Although the clinical significance of the ophthalmologic findings is unknown, inform patients to notify their physician if changes in vision occur. If visual disturbance persists, consider further assessment. Consider more frequent assessment for patients who are already routinely monitored for ocular conditions.
Creatine Kinase Elevations: Pregabalin treatment was associated with creatine kinase elevations. Instruct patients to promptly report unexplained muscle pain, tenderness, or weakness, particularly if these muscle symptoms are accompanied by malaise or fever. Discontinue treatment with pregabalin if myopathy is diagnosed or suspected or if markedly elevated creatine kinase levels occur.
Decreased Platelet Count: Pregabalin treatment was associated with a decrease in platelet count. Pregabalin-treated subjects experienced a mean maximal decrease in platelet count of 20 x 103/µL, compared to 11 x 103/µL in placebo patients. In the overall database of controlled trials, 2% of placebo patients and 3% of pregabalin patients experienced a potentially clinically significant decrease in platelets, defined as 20% below baseline value and <150 x 103/µL. A single pregabalin treated subject developed severe thrombocytopenia with a platelet count less than 20 x 103/µL. In randomized controlled trials, pregabalin was not associated with an increase in bleeding-related adverse reactions.

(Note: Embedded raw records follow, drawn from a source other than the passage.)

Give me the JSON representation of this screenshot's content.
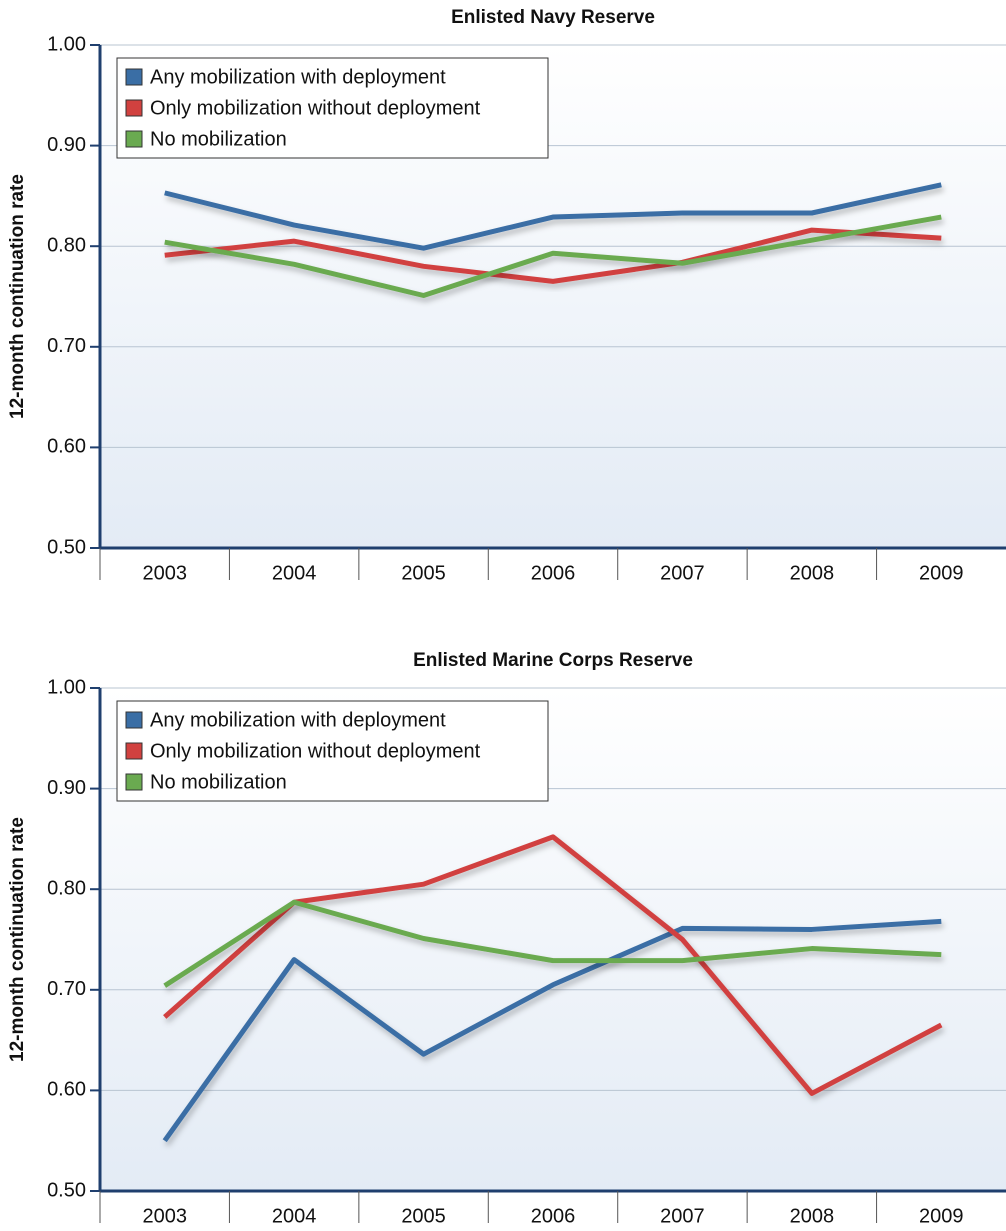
{
  "chart_data": [
    {
      "type": "line",
      "title": "Enlisted Navy Reserve",
      "y_label": "12-month continuation rate",
      "categories": [
        "2003",
        "2004",
        "2005",
        "2006",
        "2007",
        "2008",
        "2009"
      ],
      "series": [
        {
          "name": "Any mobilization with deployment",
          "color": "#3a6ea5",
          "values": [
            0.853,
            0.821,
            0.798,
            0.829,
            0.833,
            0.833,
            0.861
          ]
        },
        {
          "name": "Only mobilization without deployment",
          "color": "#d1413f",
          "values": [
            0.791,
            0.805,
            0.78,
            0.765,
            0.784,
            0.816,
            0.808
          ]
        },
        {
          "name": "No mobilization",
          "color": "#6aaa50",
          "values": [
            0.804,
            0.782,
            0.751,
            0.793,
            0.783,
            0.806,
            0.829
          ]
        }
      ],
      "ylim": [
        0.5,
        1.0
      ],
      "yticks": [
        {
          "value": 0.5,
          "label": "0.50"
        },
        {
          "value": 0.6,
          "label": "0.60"
        },
        {
          "value": 0.7,
          "label": "0.70"
        },
        {
          "value": 0.8,
          "label": "0.80"
        },
        {
          "value": 0.9,
          "label": "0.90"
        },
        {
          "value": 1.0,
          "label": "1.00"
        }
      ],
      "grid": true,
      "legend": "upper left"
    },
    {
      "type": "line",
      "title": "Enlisted Marine Corps Reserve",
      "y_label": "12-month continuation rate",
      "categories": [
        "2003",
        "2004",
        "2005",
        "2006",
        "2007",
        "2008",
        "2009"
      ],
      "series": [
        {
          "name": "Any mobilization with deployment",
          "color": "#3a6ea5",
          "values": [
            0.55,
            0.73,
            0.636,
            0.705,
            0.761,
            0.76,
            0.768
          ]
        },
        {
          "name": "Only mobilization without deployment",
          "color": "#d1413f",
          "values": [
            0.673,
            0.787,
            0.805,
            0.852,
            0.75,
            0.597,
            0.665
          ]
        },
        {
          "name": "No mobilization",
          "color": "#6aaa50",
          "values": [
            0.704,
            0.787,
            0.751,
            0.729,
            0.729,
            0.741,
            0.735
          ]
        }
      ],
      "ylim": [
        0.5,
        1.0
      ],
      "yticks": [
        {
          "value": 0.5,
          "label": "0.50"
        },
        {
          "value": 0.6,
          "label": "0.60"
        },
        {
          "value": 0.7,
          "label": "0.70"
        },
        {
          "value": 0.8,
          "label": "0.80"
        },
        {
          "value": 0.9,
          "label": "0.90"
        },
        {
          "value": 1.0,
          "label": "1.00"
        }
      ],
      "grid": true,
      "legend": "upper left"
    }
  ]
}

PR Interval Prolongation: Pregabalin treatment was associated with PR interval prolongation. In analyses of clinical trial ECG data, the mean PR interval increase was 3-6 msec at pregabalin doses ≥300 mg/day. This mean change difference was not associated with an increased risk of PR increase ≥25% from baseline, an increased percentage of subjects with on-treatment PR >200 msec, or an increased risk of adverse reactions of second or third degree AV block.

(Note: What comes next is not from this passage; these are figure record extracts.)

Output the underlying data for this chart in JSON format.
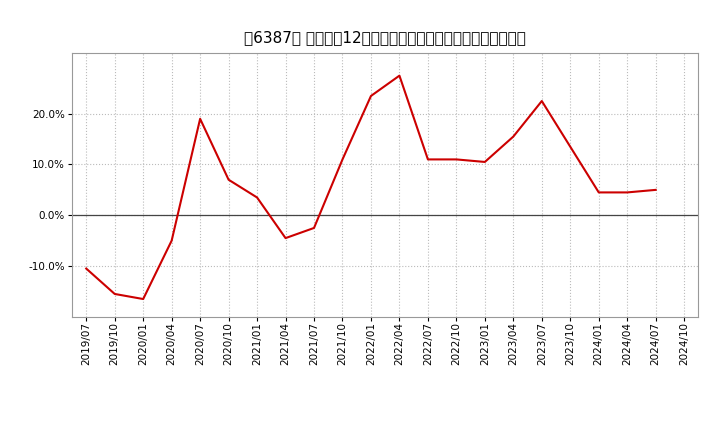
{
  "title": "［6387］ 売上高の12か月移動合計の対前年同期増減率の推移",
  "line_color": "#cc0000",
  "background_color": "#ffffff",
  "plot_bg_color": "#ffffff",
  "grid_color": "#bbbbbb",
  "dates": [
    "2019/07",
    "2019/10",
    "2020/01",
    "2020/04",
    "2020/07",
    "2020/10",
    "2021/01",
    "2021/04",
    "2021/07",
    "2021/10",
    "2022/01",
    "2022/04",
    "2022/07",
    "2022/10",
    "2023/01",
    "2023/04",
    "2023/07",
    "2023/10",
    "2024/01",
    "2024/04",
    "2024/07",
    "2024/10"
  ],
  "values": [
    -10.5,
    -15.5,
    -16.5,
    -5.0,
    19.0,
    7.0,
    3.5,
    -4.5,
    -2.5,
    11.0,
    23.5,
    27.5,
    11.0,
    11.0,
    10.5,
    15.5,
    22.5,
    13.5,
    4.5,
    4.5,
    5.0,
    null
  ],
  "yticks": [
    -10.0,
    0.0,
    10.0,
    20.0
  ],
  "ylim": [
    -20.0,
    32.0
  ],
  "tick_label_fontsize": 7.5,
  "title_fontsize": 11
}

Subgroup analyses did not identify an increased risk of PR prolongation in patients with baseline PR prolongation or in patients taking other PR prolonging medications. However, these analyses cannot be considered definitive because of the limited number of patients in these categories.

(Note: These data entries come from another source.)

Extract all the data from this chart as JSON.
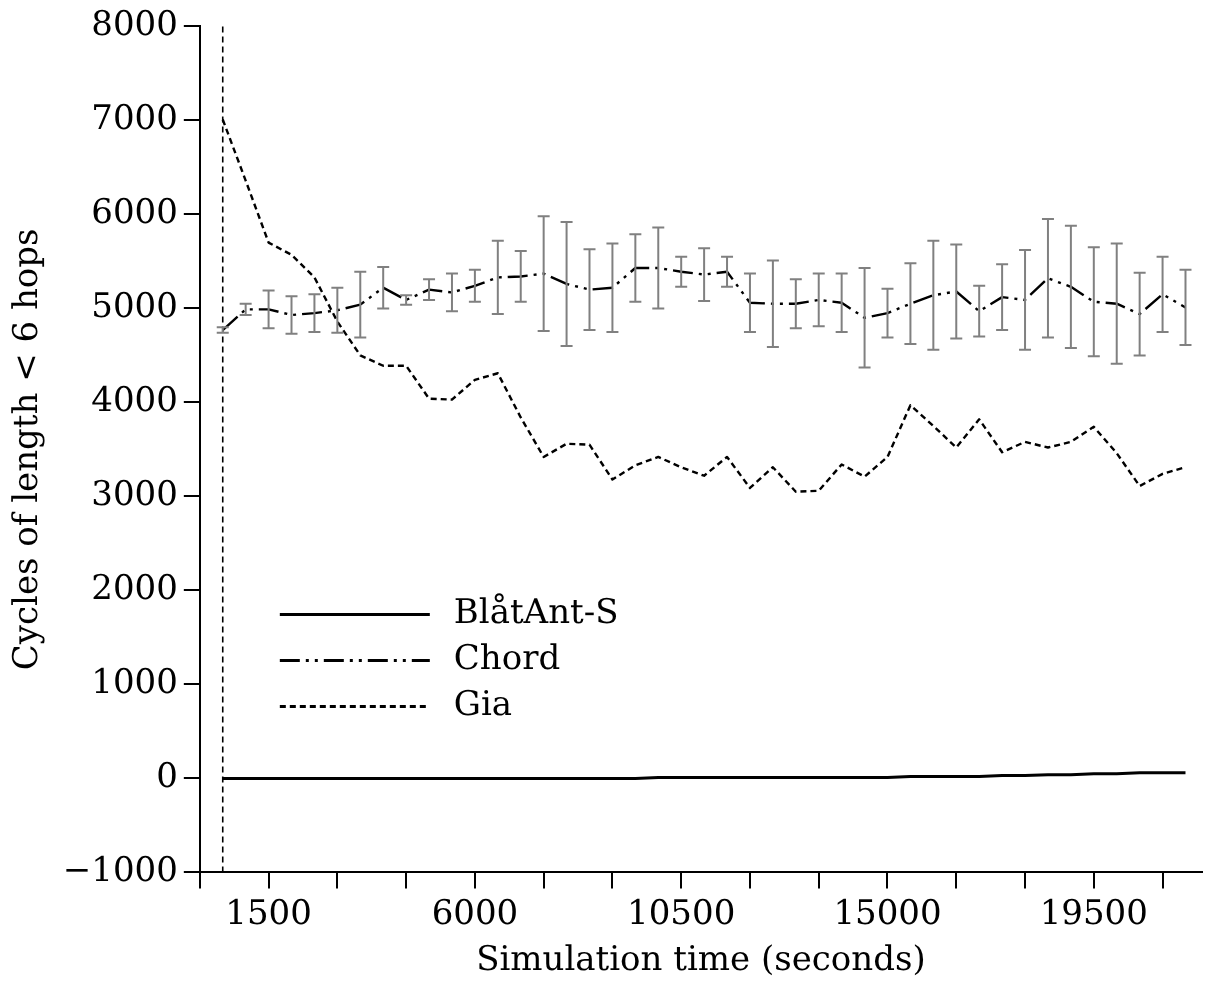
{
  "chart_data": {
    "type": "line",
    "xlabel": "Simulation time (seconds)",
    "ylabel": "Cycles of length < 6 hops",
    "x": [
      500,
      1000,
      1500,
      2000,
      2500,
      3000,
      3500,
      4000,
      4500,
      5000,
      5500,
      6000,
      6500,
      7000,
      7500,
      8000,
      8500,
      9000,
      9500,
      10000,
      10500,
      11000,
      11500,
      12000,
      12500,
      13000,
      13500,
      14000,
      14500,
      15000,
      15500,
      16000,
      16500,
      17000,
      17500,
      18000,
      18500,
      19000,
      19500,
      20000,
      20500,
      21000,
      21500
    ],
    "series": [
      {
        "name": "BlåtAnt-S",
        "color": "#000000",
        "line_style": "solid",
        "values": [
          0,
          0,
          0,
          0,
          0,
          0,
          0,
          0,
          0,
          0,
          0,
          0,
          0,
          0,
          0,
          0,
          0,
          0,
          0,
          10,
          10,
          10,
          10,
          10,
          10,
          10,
          10,
          10,
          10,
          10,
          20,
          20,
          20,
          20,
          30,
          30,
          40,
          40,
          50,
          50,
          60,
          60,
          60
        ]
      },
      {
        "name": "Chord",
        "color": "#000000",
        "line_style": "dashed",
        "values": [
          4770,
          4990,
          4990,
          4930,
          4950,
          4980,
          5040,
          5220,
          5090,
          5200,
          5170,
          5240,
          5330,
          5340,
          5370,
          5260,
          5200,
          5220,
          5430,
          5430,
          5390,
          5360,
          5390,
          5060,
          5050,
          5050,
          5090,
          5060,
          4900,
          4950,
          5050,
          5140,
          5180,
          4970,
          5120,
          5090,
          5320,
          5230,
          5070,
          5050,
          4940,
          5150,
          5010
        ],
        "errors": [
          30,
          60,
          200,
          200,
          200,
          240,
          350,
          220,
          50,
          110,
          200,
          170,
          390,
          270,
          610,
          660,
          430,
          470,
          360,
          430,
          160,
          280,
          160,
          310,
          460,
          260,
          280,
          310,
          530,
          260,
          430,
          580,
          500,
          270,
          350,
          530,
          630,
          650,
          580,
          640,
          440,
          400,
          400
        ]
      },
      {
        "name": "Gia",
        "color": "#000000",
        "line_style": "dotted",
        "values": [
          7010,
          6360,
          5700,
          5570,
          5330,
          4860,
          4500,
          4390,
          4390,
          4040,
          4030,
          4240,
          4310,
          3840,
          3420,
          3560,
          3550,
          3180,
          3330,
          3420,
          3310,
          3220,
          3420,
          3090,
          3310,
          3050,
          3060,
          3340,
          3210,
          3420,
          3970,
          3750,
          3520,
          3820,
          3470,
          3580,
          3520,
          3580,
          3740,
          3460,
          3110,
          3240,
          3310
        ]
      }
    ],
    "xlim": [
      0,
      21860
    ],
    "xticks": [
      {
        "value": 0,
        "label": null
      },
      {
        "value": 1500,
        "label": "1500"
      },
      {
        "value": 3000,
        "label": null
      },
      {
        "value": 4500,
        "label": null
      },
      {
        "value": 6000,
        "label": "6000"
      },
      {
        "value": 7500,
        "label": null
      },
      {
        "value": 9000,
        "label": null
      },
      {
        "value": 10500,
        "label": "10500"
      },
      {
        "value": 12000,
        "label": null
      },
      {
        "value": 13500,
        "label": null
      },
      {
        "value": 15000,
        "label": "15000"
      },
      {
        "value": 16500,
        "label": null
      },
      {
        "value": 18000,
        "label": null
      },
      {
        "value": 19500,
        "label": "19500"
      },
      {
        "value": 21000,
        "label": null
      }
    ],
    "ylim": [
      -1000,
      8000
    ],
    "yticks": [
      -1000,
      0,
      1000,
      2000,
      3000,
      4000,
      5000,
      6000,
      7000,
      8000
    ],
    "ref_lines": [
      {
        "axis": "x",
        "value": 500,
        "line_style": "dotted",
        "color": "#000000"
      }
    ],
    "legend": "bottom left",
    "grid": false,
    "marker": "none"
  }
}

Drug Abuse and Dependence: Controlled Substance: Pregabalin is a Schedule V controlled substance.
Pregabalin is not known to be active at receptor sites associated with drugs of abuse. As with any CNS active drug, physicians should carefully evaluate patients for history of drug abuse and observe them for signs of pregabalin misuse or abuse (e.g., development of tolerance, dose escalation, and drug seeking behavior).
Effects on ability to drive and operate machines: Pregabalin may have minor or moderate influence on the ability to drive and use machines. It may cause dizziness and somnolence and therefore may influence the ability to drive or use machines. Patients are advised not to drive, operate complex machinery or engage in other potentially hazardous activities until it is known whether this medicinal product affects their ability to perform these activities.
Pediatric Use: The safety and efficacy of pregabalin in pediatric patients have not been established.
Geriatric Use: No overall differences in safety and efficacy were observed between these patients and younger patients. Pregabalin is known to be substantially excreted by the kidney, and the risk of toxic reactions to pregabalin may be greater in patients with impaired renal function. Because pregabalin is eliminated primarily by renal excretion, adjust the dose for elderly patients with renal impairment.